Reino Unido.- El estudio fase tres de la vacuna contra el coronavirus de AstraZeneca fue pausado debido a que uno de los participantes en Reino Unido presentó una reacción adversa; la mielitis transversa, según indicó el diario The New York Times.
De acuerdo a la información del diario estadounidense, el voluntario presentó mielitis transversa, una inflamación de ambos lados de una sección de la médula espinal. Este trastorno puede dañar el material aislante que cubre las fibras de las células nerviosas e interrumpe los mensajes que los nervios de la médula espinal envían a todo el cuerpo.
La mielitis transversa puede aparecer por distintas causas, incluso infecciones y trastornos del sistema inmunitario que atacan los tejidos del cuerpo. También puede ser ocasionada por otros trastornos de la mielina como la esclerosis múltiple. Otras afecciones, como un accidente cerebrovascular de la médula espinal, a menudo se confunden con la mielitis transversa, y estas afecciones requieren otros enfoques de tratamiento.
Los ensayos de AstraZeneca y la Universidad de Oxford fueron pausados para investigar si este padecimiento está relacionado con la aplicación de su vacuna o se trató de una coincidencia.
Hasta el momento AstraZeneca no ha informado de primera fuente cuál es la causa exacta por la que se han pausado los estudios.
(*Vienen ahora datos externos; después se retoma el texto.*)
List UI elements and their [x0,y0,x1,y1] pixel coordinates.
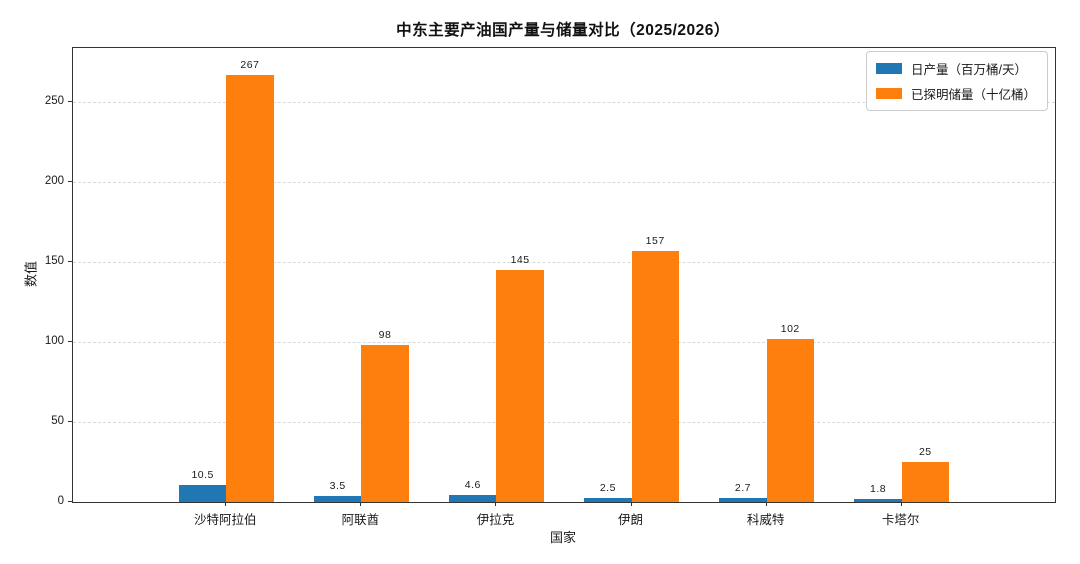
y-tick-mark [68,261,72,263]
x-tick-mark [360,502,362,506]
bar [719,497,767,502]
bar [361,345,409,502]
bar-value-label: 98 [378,329,392,342]
x-tick-label: 科威特 [746,513,785,527]
bar-value-label: 267 [240,59,260,72]
y-tick-mark [68,421,72,423]
gridline [73,342,1055,344]
x-tick-label: 阿联酋 [341,513,380,527]
bar [631,251,679,502]
x-axis-label: 国家 [549,530,576,545]
x-tick-label: 沙特阿拉伯 [194,513,257,527]
bar-value-label: 102 [780,322,800,335]
y-tick-label: 100 [44,335,64,348]
y-tick-label: 0 [57,495,64,507]
x-tick-mark [225,502,227,506]
bar-value-label: 2.5 [599,482,616,494]
y-tick-mark [68,181,72,183]
gridline [73,422,1055,424]
y-tick-label: 250 [44,95,64,108]
bar-value-label: 2.7 [734,481,752,494]
bar [766,338,814,502]
y-tick-mark [68,101,72,103]
legend-item: 已探明储量（十亿桶） [875,84,1036,103]
y-tick-mark [68,501,72,502]
gridline [73,102,1055,104]
bar-value-label: 145 [510,254,530,267]
bar [179,485,227,502]
bar-value-label: 25 [918,446,932,459]
x-tick-label: 伊拉克 [476,513,515,527]
bar-value-label: 3.5 [329,480,346,493]
legend-swatch [875,63,902,74]
x-tick-label: 卡塔尔 [881,513,920,527]
y-tick-label: 50 [51,415,64,428]
bar [496,270,544,502]
y-tick-label: 150 [44,255,64,268]
bar [226,75,274,502]
gridline [73,182,1055,184]
bar-value-label: 1.8 [869,483,887,496]
bar [584,498,632,502]
bar [901,462,949,502]
legend-label: 日产量（百万桶/天） [910,63,1027,77]
legend-item: 日产量（百万桶/天） [875,59,1036,78]
bar-value-label: 10.5 [191,469,214,482]
gridline [73,262,1055,264]
bar [854,499,902,502]
bar-value-label: 4.6 [464,478,481,491]
x-tick-mark [900,502,902,506]
x-tick-mark [765,502,767,506]
bar-value-label: 157 [645,235,665,248]
x-tick-mark [630,502,632,506]
bar [449,494,497,502]
x-tick-mark [495,502,497,506]
bar [314,496,362,502]
legend-label: 已探明储量（十亿桶） [910,88,1036,102]
plot-area: 10.5 3.5 4.6 2.5 2.7 1.8 267 98 145 157 102 25 [72,47,1056,503]
x-tick-label: 伊朗 [618,513,644,527]
chart-title: 中东主要产油国产量与储量对比（2025/2026） [396,22,730,39]
legend-swatch [875,88,902,99]
y-tick-label: 200 [44,175,64,188]
legend: 日产量（百万桶/天） 已探明储量（十亿桶） [865,51,1048,111]
y-tick-mark [68,341,72,343]
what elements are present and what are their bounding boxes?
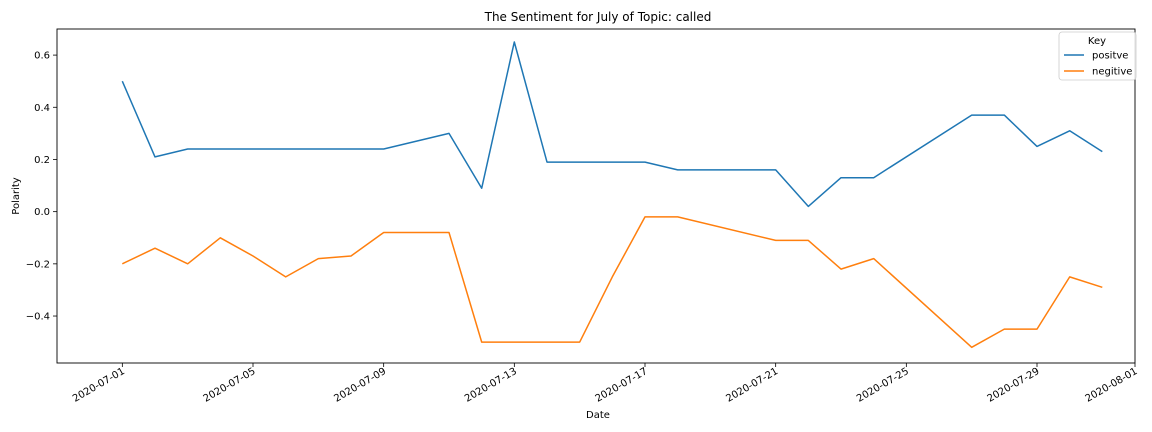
legend-label-negitive: negitive (1092, 67, 1132, 78)
plot-frame (56, 28, 1136, 364)
legend-title: Key (1088, 36, 1106, 47)
y-tick-label: 0.6 (34, 51, 50, 62)
series-line-negitive (121, 216, 1103, 349)
y-axis: −0.4 −0.2 0.0 0.2 0.4 0.6 (26, 51, 57, 323)
legend-box (1058, 31, 1137, 81)
legend-label-positve: positve (1092, 51, 1128, 62)
y-tick-label: 0.0 (34, 207, 50, 218)
y-tick-label: 0.2 (34, 155, 50, 166)
series-lines (121, 41, 1103, 349)
y-tick-label: 0.4 (34, 103, 50, 114)
y-tick-label: −0.2 (26, 259, 50, 270)
x-axis-title: Date (586, 410, 610, 421)
y-axis-title: Polarity (11, 177, 22, 215)
y-tick-label: −0.4 (26, 312, 50, 323)
legend: Key positve negitive (1058, 31, 1137, 81)
chart-title: The Sentiment for July of Topic: called (484, 10, 712, 24)
series-line-positve (121, 41, 1103, 208)
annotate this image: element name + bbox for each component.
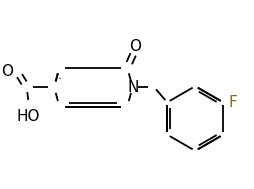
Text: F: F bbox=[228, 95, 237, 110]
Text: O: O bbox=[129, 40, 141, 54]
Text: HO: HO bbox=[17, 109, 40, 124]
Text: N: N bbox=[128, 80, 139, 95]
Text: O: O bbox=[1, 64, 13, 79]
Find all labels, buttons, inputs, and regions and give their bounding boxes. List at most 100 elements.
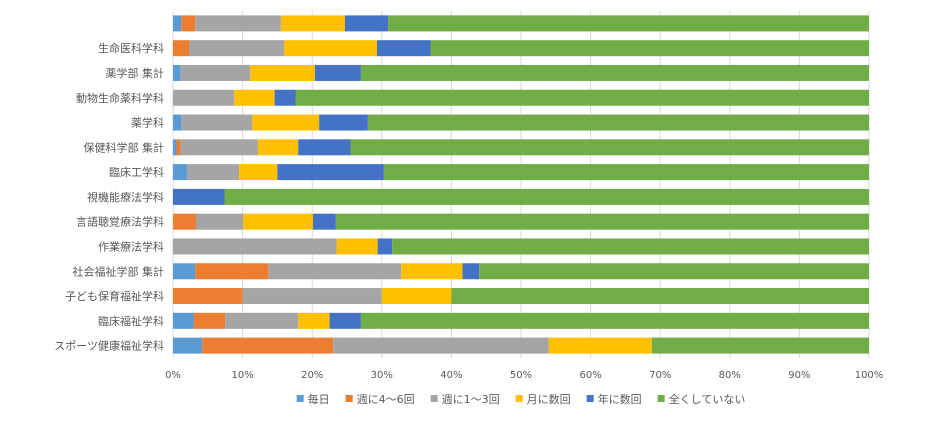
- bar-segment: [225, 312, 299, 329]
- bar-segment: [280, 15, 345, 32]
- category-label: 作業療法学科: [98, 239, 164, 253]
- bar-segment: [298, 312, 330, 329]
- bar-segment: [298, 139, 351, 156]
- bar-segment: [180, 139, 258, 156]
- gridlines: [172, 11, 870, 358]
- bar-segment: [189, 40, 285, 57]
- category-label: スポーツ健康福祉学科: [54, 339, 164, 353]
- x-tick-label: 40%: [440, 370, 462, 381]
- x-tick-label: 100%: [855, 370, 884, 381]
- bar-segment: [360, 312, 869, 329]
- bar-segment: [295, 89, 870, 106]
- bar-segment: [274, 89, 296, 106]
- bar-segment: [401, 263, 463, 280]
- x-tick-label: 0%: [165, 370, 181, 381]
- bar-segment: [173, 139, 177, 156]
- category-label: 社会福祉学部 集計: [73, 264, 165, 278]
- bar-segment: [284, 40, 377, 57]
- bar-segment: [195, 263, 269, 280]
- bar-segment: [451, 288, 869, 305]
- category-label: 子ども保育福祉学科: [65, 289, 164, 303]
- legend-swatch: [430, 395, 438, 402]
- bar-segment: [173, 89, 235, 106]
- legend-swatch: [345, 395, 353, 402]
- legend-label: 全くしていない: [669, 392, 746, 406]
- x-tick-label: 60%: [579, 370, 601, 381]
- bar-segment: [193, 312, 226, 329]
- bar-segment: [234, 89, 275, 106]
- bar-segment: [335, 213, 869, 230]
- bar-segment: [462, 263, 480, 280]
- legend-label: 毎日: [308, 393, 330, 406]
- x-tick-label: 50%: [510, 370, 532, 381]
- bar-segment: [548, 337, 652, 354]
- bar-segment: [360, 64, 869, 81]
- bar-segment: [268, 263, 402, 280]
- bar-segment: [186, 164, 240, 181]
- bar-segment: [381, 288, 452, 305]
- bar-segment: [344, 15, 389, 32]
- category-label: 臨床工学科: [109, 165, 164, 179]
- category-label: 保健科学部 集計: [84, 140, 165, 154]
- bar-segment: [329, 312, 361, 329]
- bar-segment: [195, 15, 281, 32]
- bar-segment: [173, 312, 194, 329]
- bar-segment: [376, 40, 431, 57]
- bar-segment: [250, 64, 315, 81]
- bars: [173, 15, 870, 354]
- legend-swatch: [657, 395, 665, 402]
- bar-segment: [173, 164, 187, 181]
- bar-segment: [173, 40, 190, 57]
- category-label: 言語聴覚療法学科: [76, 215, 164, 229]
- bar-segment: [333, 337, 549, 354]
- x-tick-label: 70%: [649, 370, 671, 381]
- bar-segment: [242, 288, 382, 305]
- x-tick-label: 20%: [301, 370, 323, 381]
- bar-segment: [181, 114, 253, 131]
- legend-label: 月に数回: [527, 393, 571, 406]
- bar-segment: [180, 64, 251, 81]
- legend-swatch: [515, 395, 523, 402]
- x-tick-labels: 0% 10% 20% 30% 40% 50% 60% 70% 80% 90% 100%: [165, 370, 883, 381]
- bar-segment: [367, 114, 869, 131]
- bar-segment: [319, 114, 368, 131]
- legend-swatch: [296, 395, 304, 402]
- bar-segment: [173, 114, 182, 131]
- category-label: 視機能療法学科: [87, 190, 164, 204]
- bar-segment: [377, 238, 393, 255]
- bar-segment: [173, 64, 181, 81]
- bar-segment: [651, 337, 869, 354]
- x-tick-label: 90%: [788, 370, 810, 381]
- category-label: 薬学部 集計: [106, 66, 165, 80]
- bar-segment: [350, 139, 870, 156]
- bar-segment: [314, 64, 361, 81]
- bar-segment: [383, 164, 869, 181]
- legend-label: 週に4～6回: [357, 393, 415, 406]
- bar-segment: [277, 164, 384, 181]
- bar-segment: [388, 15, 869, 32]
- bar-segment: [430, 40, 869, 57]
- legend: 毎日 週に4～6回 週に1～3回 月に数回 年に数回 全くしていない: [296, 392, 746, 406]
- bar-segment: [336, 238, 378, 255]
- bar-segment: [173, 288, 243, 305]
- bar-segment: [224, 188, 869, 205]
- bar-segment: [252, 114, 320, 131]
- bar-segment: [173, 15, 182, 32]
- legend-label: 週に1～3回: [442, 393, 500, 406]
- bar-segment: [257, 139, 299, 156]
- bar-segment: [181, 15, 196, 32]
- bar-segment: [195, 213, 244, 230]
- category-label: 臨床福祉学科: [98, 314, 164, 328]
- bar-segment: [173, 263, 196, 280]
- x-tick-label: 80%: [719, 370, 741, 381]
- bar-segment: [173, 337, 203, 354]
- bar-segment: [176, 139, 181, 156]
- category-label: 動物生命薬科学科: [76, 91, 164, 105]
- x-tick-label: 10%: [231, 370, 253, 381]
- bar-segment: [202, 337, 334, 354]
- bar-segment: [312, 213, 336, 230]
- category-label: 薬学科: [131, 116, 164, 130]
- bar-segment: [392, 238, 869, 255]
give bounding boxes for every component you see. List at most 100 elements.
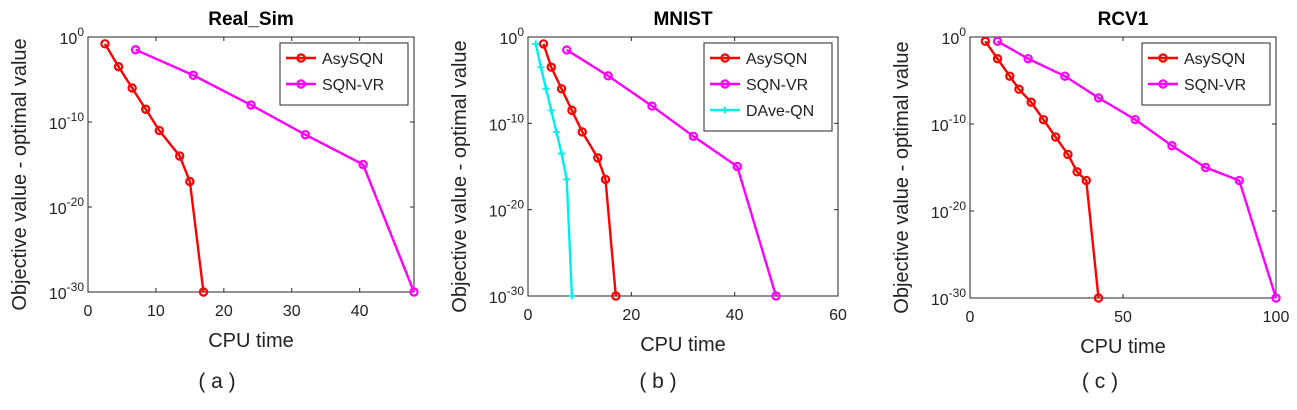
chart-mnist: MNIST 0 20 40 60 100 10-10 10-20 10-30 CPU time Ob… xyxy=(449,9,847,356)
data-point-dave-qn xyxy=(563,175,571,183)
legend-label: SQN-VR xyxy=(1184,77,1246,94)
caption-b: ( b ) xyxy=(639,370,677,393)
data-point-sqn-vr xyxy=(300,130,311,140)
data-point-dave-qn xyxy=(558,150,566,158)
data-point-sqn-vr xyxy=(1200,162,1211,173)
data-point-asysqn xyxy=(593,153,603,163)
x-tick-label: 20 xyxy=(622,307,640,324)
x-tick-label: 0 xyxy=(966,309,975,326)
data-point-asysqn xyxy=(1038,114,1049,125)
y-tick-label: 10-10 xyxy=(49,110,84,133)
y-tick-label: 10-30 xyxy=(931,286,966,309)
x-axis-label: CPU time xyxy=(640,334,726,356)
data-point-asysqn xyxy=(1026,97,1036,107)
data-point-asysqn xyxy=(600,174,611,185)
data-point-asysqn xyxy=(141,104,151,114)
data-point-asysqn xyxy=(1014,84,1024,94)
data-point-asysqn xyxy=(577,127,587,137)
data-point-asysqn xyxy=(538,39,549,49)
data-point-asysqn xyxy=(1063,149,1073,160)
series-line-sqn-vr xyxy=(996,40,1278,299)
data-point-asysqn xyxy=(100,39,110,49)
legend-marker-sqn-vr xyxy=(1158,79,1168,89)
legend-marker-asysqn xyxy=(1158,53,1168,63)
data-point-asysqn xyxy=(185,176,195,187)
series-line-sqn-vr xyxy=(135,48,416,293)
x-tick-label: 0 xyxy=(524,307,533,324)
x-tick-label: 20 xyxy=(215,303,233,320)
y-tick-label: 10-10 xyxy=(931,112,966,135)
data-point-dave-qn xyxy=(552,128,560,136)
y-tick-label: 10-30 xyxy=(49,280,84,303)
legend-marker-sqn-vr xyxy=(296,79,306,89)
legend-label: AsySQN xyxy=(746,51,807,68)
data-point-asysqn xyxy=(174,151,185,161)
data-point-sqn-vr xyxy=(603,71,613,81)
data-point-asysqn xyxy=(1081,175,1091,186)
legend-marker-asysqn xyxy=(296,53,306,63)
data-point-asysqn xyxy=(113,62,124,72)
caption-a: ( a ) xyxy=(198,370,236,393)
data-point-sqn-vr xyxy=(647,101,657,111)
data-point-asysqn xyxy=(980,36,991,47)
data-point-asysqn xyxy=(1005,71,1015,81)
legend-marker-dave-qn xyxy=(721,106,729,114)
y-tick-label: 10-20 xyxy=(489,198,524,221)
y-axis-label: Objective value - optimal value xyxy=(449,40,471,312)
legend-label: AsySQN xyxy=(1184,51,1245,68)
legend-label: DAve-QN xyxy=(746,103,814,120)
y-axis-label: Objective value - optimal value xyxy=(891,41,913,313)
legend-label: AsySQN xyxy=(322,51,383,68)
data-point-asysqn xyxy=(567,105,577,116)
y-axis-label: Objective value - optimal value xyxy=(9,38,31,310)
y-tick-label: 100 xyxy=(500,25,525,48)
data-point-sqn-vr xyxy=(246,100,256,110)
data-point-sqn-vr xyxy=(732,161,742,172)
data-point-sqn-vr xyxy=(1060,71,1070,81)
legend-marker-asysqn xyxy=(720,53,730,63)
data-point-asysqn xyxy=(154,125,165,136)
x-tick-label: 10 xyxy=(147,303,165,320)
data-point-sqn-vr xyxy=(771,291,781,301)
x-tick-label: 60 xyxy=(829,307,847,324)
data-point-dave-qn xyxy=(568,292,576,300)
data-point-asysqn xyxy=(127,83,137,93)
y-tick-label: 10-10 xyxy=(489,111,524,134)
data-point-sqn-vr xyxy=(562,45,572,55)
legend-marker-sqn-vr xyxy=(720,79,730,89)
data-point-sqn-vr xyxy=(1093,93,1104,103)
x-axis-label: CPU time xyxy=(1080,336,1166,358)
data-point-sqn-vr xyxy=(409,287,419,297)
y-tick-label: 10-20 xyxy=(931,199,966,222)
data-point-dave-qn xyxy=(542,85,550,93)
chart-title: RCV1 xyxy=(1098,9,1149,30)
x-tick-label: 100 xyxy=(1263,309,1290,326)
data-point-asysqn xyxy=(992,54,1003,64)
data-point-dave-qn xyxy=(532,40,540,48)
data-point-sqn-vr xyxy=(688,131,699,141)
y-tick-label: 100 xyxy=(942,25,967,48)
data-point-asysqn xyxy=(198,287,209,297)
data-point-asysqn xyxy=(556,84,567,94)
data-point-asysqn xyxy=(1093,293,1104,303)
x-tick-label: 40 xyxy=(726,307,744,324)
data-point-sqn-vr xyxy=(992,36,1003,47)
data-point-dave-qn xyxy=(547,106,555,114)
data-point-sqn-vr xyxy=(130,45,141,55)
x-axis-label: CPU time xyxy=(208,330,294,352)
data-point-asysqn xyxy=(1050,132,1061,142)
data-point-sqn-vr xyxy=(358,159,368,170)
x-tick-label: 50 xyxy=(1114,309,1132,326)
legend-label: SQN-VR xyxy=(322,77,384,94)
data-point-sqn-vr xyxy=(1234,175,1244,186)
x-tick-label: 0 xyxy=(84,303,93,320)
data-point-asysqn xyxy=(546,62,556,72)
data-point-asysqn xyxy=(1072,167,1082,177)
chart-title: Real_Sim xyxy=(208,9,294,30)
legend-label: SQN-VR xyxy=(746,77,808,94)
data-point-asysqn xyxy=(611,291,621,301)
data-point-sqn-vr xyxy=(1023,54,1033,64)
data-point-dave-qn xyxy=(537,63,545,71)
x-tick-label: 40 xyxy=(351,303,369,320)
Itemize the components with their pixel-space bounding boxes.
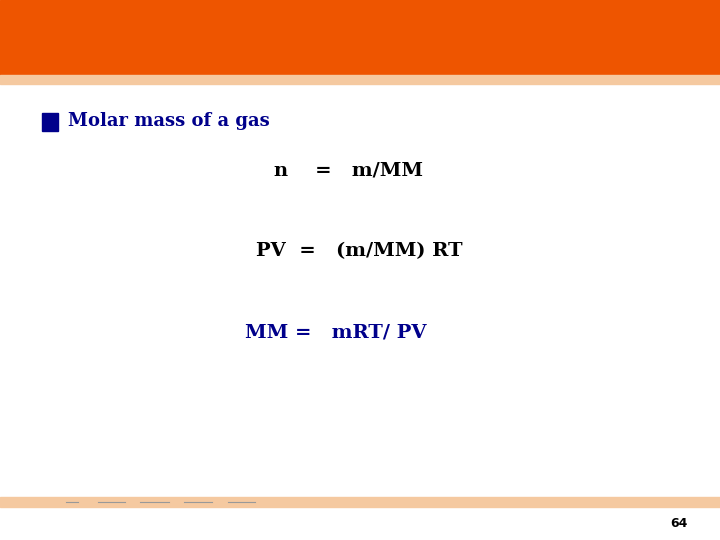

¿El ensayo está en riesgo?
Al respecto Matt Hancock, ministro de sanidad de Reino Unido dijo que la interrupción de los ensayos no representan un revés para la vacuna que se considera hasta ahora la más avanzada que se desarrolla en el mundo, pero sí representa un desafío aunque no es la la primera vez que esto le ha pasado a la vacuna de Oxford y es un proceso normal en los ensayos clínicos.
La candidata a vacuna había dado resultados positivos en los ensayos iniciales y ahora está en fase III, la última antes de obtener todos los permisos tras demostrar la seguridad y la eficacia, para lo que se estaba probando con miles de personas en Reino Unido, Estados Unidos, Brasil y Sudáfrica.
Deborah Fuller, una investigadora de la Universidad de Washington que está trabajando en otra vacuna contra el COVID-19 y que aún no ha comenzado a ser probada en personas, dijo Es probable que la enfermedad no explicada haya sido lo suficientemente grave como para requerir hospitalización y no un efecto secundario leve como fiebre o dolor muscular.
“Esto no es algo de lo que haya que alarmarse”, dijo Fuller. En cambio, agregó, es tranquilizador que la compañía esté haciendo una pausa en el estudio para averiguar lo que está sucediendo y monitoreando cuidadosamente la salud de los participantes del estudio.
El doctor Ashish Jha, de la Universidad de Brown, tuiteó que el significado de la pausa no estaba claro, pero expresó que él seguía siendo “optimista” en cuanto a que se encontraría una vacuna eficaz en los próximos meses.
“Pero el optimismo no es una prueba”, escribió, antes de añadir: “Dejemos que la ciencia dirija este proceso”.
Angela Rasmussen, viróloga de la Universidad de Columbia en Nueva York, tuiteó que la enfermedad puede no estar relacionada con la vacuna, “pero la parte importante es que por eso hacemos pruebas antes de lanzar una vacuna a la población en general”.
La vacuna de AstraZeneca se fabricaría entre México y Argentina para dar acceso al mercado lantinoamericano, tras un acuerdo firmado entre la farmacéutica y la fundación del empresario mexicano Carlos Slim.
Existen al menos cien vacunas en investigación pero son al menos seis las que tienen potencial de funcionamiento en corto plazo, entre ellas se encuentran dos chinas, dos estadounidenses. Hasta el momento el virus ha infectado a más de 27.6 millones de personas en el mundo y ha causado la muerte de 898 mil personas.